How Higher Education Made My Future Happen

18/10/2013 11:55 BST | Updated 16/12/2013 10:12 GMT

Ambitions. We all have them. Some we have as children, others develop as we get older. It was always my ambition to go to university, but things don't always turn out as you'd planned them. For me, having a family was also hugely important and, once I'd had children, they became my priority. But, even though it hasn't been easy at times, I didn't let my family commitments prevent me from fulfilling my dream.

I'm lucky enough to have five children and a supportive husband. Once my youngest had started school and my eldest, the only girl, was in high school, I decided it was the right time for me to think about university. I wanted a successful career, a comfortable life and enough money to support my family. Getting a degree was a step towards achieving this.

I enrolled at Warwick University to study Social Studies. It was great to experience university life and get stuck into learning again. I'd held so many different jobs since I was last in a classroom; a secretary, an administrator, a dinner lady, a pre-school worker, a flower lady... and I could go on! Returning to academic learning was really daunting at first and I had no idea you were expected to do so much background reading.

A week before my course began my Dad passed away suddenly, which was a very upsetting time for me and the whole family. Warwick University was brilliant in understanding my situation and offered me time off to come to terms with my loss. Partly to make my Dad proud, and also because I was so keen to seize the opportunity I had been given, I declined the offer and immersed myself fully in the whole experience.

This wasn't the only difficult time I had to face. During my final year at Warwick my youngest son was diagnosed with autism, which has presented a number of new challenges for the whole family. I made the decision to stretch the academic year across two, ensuring that my family came first while still allowing me to complete the degree I'd always wanted.

Despite these testing times, university was such a positive experience for me.

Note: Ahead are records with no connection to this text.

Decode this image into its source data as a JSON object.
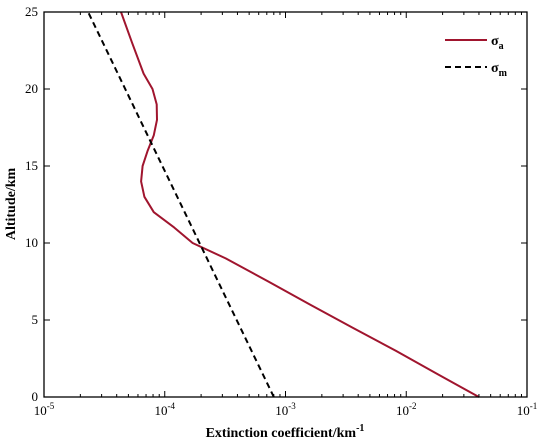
{
  "chart_data": {
    "type": "line",
    "xscale": "log",
    "xlim": [
      1e-05,
      0.1
    ],
    "ylim": [
      0,
      25
    ],
    "xlabel": "Extinction coefficient/km",
    "xlabel_sup": "-1",
    "ylabel": "Altitude/km",
    "legend_position": "top-right",
    "x_ticks": [
      {
        "base": "10",
        "exp": "-5",
        "value": 1e-05
      },
      {
        "base": "10",
        "exp": "-4",
        "value": 0.0001
      },
      {
        "base": "10",
        "exp": "-3",
        "value": 0.001
      },
      {
        "base": "10",
        "exp": "-2",
        "value": 0.01
      },
      {
        "base": "10",
        "exp": "-1",
        "value": 0.1
      }
    ],
    "y_ticks": [
      {
        "label": "0",
        "value": 0
      },
      {
        "label": "5",
        "value": 5
      },
      {
        "label": "10",
        "value": 10
      },
      {
        "label": "15",
        "value": 15
      },
      {
        "label": "20",
        "value": 20
      },
      {
        "label": "25",
        "value": 25
      }
    ],
    "series": [
      {
        "name": "σ",
        "subscript": "a",
        "color": "#a0152e",
        "dash": "solid",
        "x": [
          0.04,
          0.018,
          0.0082,
          0.0036,
          0.0016,
          0.00072,
          0.00032,
          0.00017,
          0.00012,
          8.12e-05,
          6.79e-05,
          6.37e-05,
          6.55e-05,
          7.22e-05,
          8.12e-05,
          8.62e-05,
          8.58e-05,
          7.92e-05,
          6.68e-05,
          5.37e-05,
          4.34e-05
        ],
        "y": [
          0,
          1.5,
          3,
          4.5,
          6,
          7.5,
          9,
          10,
          11,
          12,
          13,
          14,
          15,
          16,
          17,
          18,
          19,
          20,
          21,
          23,
          25
        ]
      },
      {
        "name": "σ",
        "subscript": "m",
        "color": "#000000",
        "dash": "dashed",
        "x": [
          0.0008,
          2.32e-05
        ],
        "y": [
          0,
          25
        ]
      }
    ]
  }
}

I never anticipated how many opportunities my degree would bring, how it would change me, and how much I would learn about myself. I'm now prepared to cope with whatever the world throws at me, and am able to look at things from a different perspective than I would have done before.

If I were to narrow down the most enjoyable parts of my university experience, there are two events that stand out. I was lucky enough to attend several conferences as part of my course, where I had the opportunity to mix with high profile lecturers and speakers, and even present myself. I can't describe the confidence that it gave me, particularly with speaking in public. The second was having my dissertation published, which I'm personally very proud of as it felt like a great challenge to complete.

Now my ambitions are bigger and brighter than ever before, thanks to my degree. I'd love to go on and become a lecturer and go into academic research but, for now, I'd say to anyone else who is in a similar position to the one I was in: go for it, pause and breathe when things get difficult (which they will), and take every opportunity you possibly can.